Permanent TSB shares have fallen more than 12% in Dublin after the lender said the number of non-performing loans on its books remains "unsustainably high".

PTSB said it now intends to use a number of strategies - including portfolio sales, foreclosures and higher repayment requirements - to reduce that level over the medium term.

It comes as the lender today reported a profit before tax of €43m for the first half of the year, which is down by 60% on the same period in 2016.

PTSB shares are trading 12.4% lower at €2.19 in Dublin trade.

The level of PTSB's bad loans, at €5.8 billion, have reduced by over 50% from the peak in 2013.

More than half of the bank's bad loans are in some form of long-term restructuring or forbearance.

PTSB Chief Executive Jeremy Masding said: "We have a high NPL ratio of 28% ten years after the financial crisis.

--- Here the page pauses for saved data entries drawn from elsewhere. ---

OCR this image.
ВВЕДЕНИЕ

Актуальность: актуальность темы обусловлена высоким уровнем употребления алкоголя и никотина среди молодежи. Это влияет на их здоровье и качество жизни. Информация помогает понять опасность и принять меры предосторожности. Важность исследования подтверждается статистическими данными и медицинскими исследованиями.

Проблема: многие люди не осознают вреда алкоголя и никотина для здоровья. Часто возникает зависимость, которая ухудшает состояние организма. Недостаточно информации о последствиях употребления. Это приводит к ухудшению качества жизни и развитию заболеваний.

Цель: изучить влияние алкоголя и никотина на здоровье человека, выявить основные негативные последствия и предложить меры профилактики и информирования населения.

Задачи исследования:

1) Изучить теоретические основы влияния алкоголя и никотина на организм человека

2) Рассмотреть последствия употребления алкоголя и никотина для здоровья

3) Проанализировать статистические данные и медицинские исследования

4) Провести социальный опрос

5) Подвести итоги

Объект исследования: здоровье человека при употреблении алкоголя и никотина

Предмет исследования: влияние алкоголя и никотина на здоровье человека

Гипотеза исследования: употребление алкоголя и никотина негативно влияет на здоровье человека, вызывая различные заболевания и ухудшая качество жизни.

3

We now need to think about how we shrink that ratio down because in the long term it is not a signal of a bank's strength."

The bank said it added 20,000 new accounts in the first six months of 2017, while its new mortgage lending rose by 62% year on year.

It also reduced its operating expenses by €8m compared with the same period a year ago.

However, in its interim results Permanent TSB also reported a €6m impairment charge, which compares with impairment write-backs seen in the past 12 months.

PTSB CEO Jeremy Masding discusses the lender's results on RTÉ's Morning Ireland

Mr Masding added: "The business is in great shape and growing strongly.

"In the first half, we continued to generate profits and our competitive performance was excellent, with new lending growth outperforming the market and our new Explore current account exceeding our expectations.

"Whilst acknowledging there are legacy challenges, which we are addressing robustly, we are well placed to take advantage of the opportunities presented by Ireland's fast-growing economy.

"We will do this by competing vigorously, innovating continuously and delivering more of what our customers want."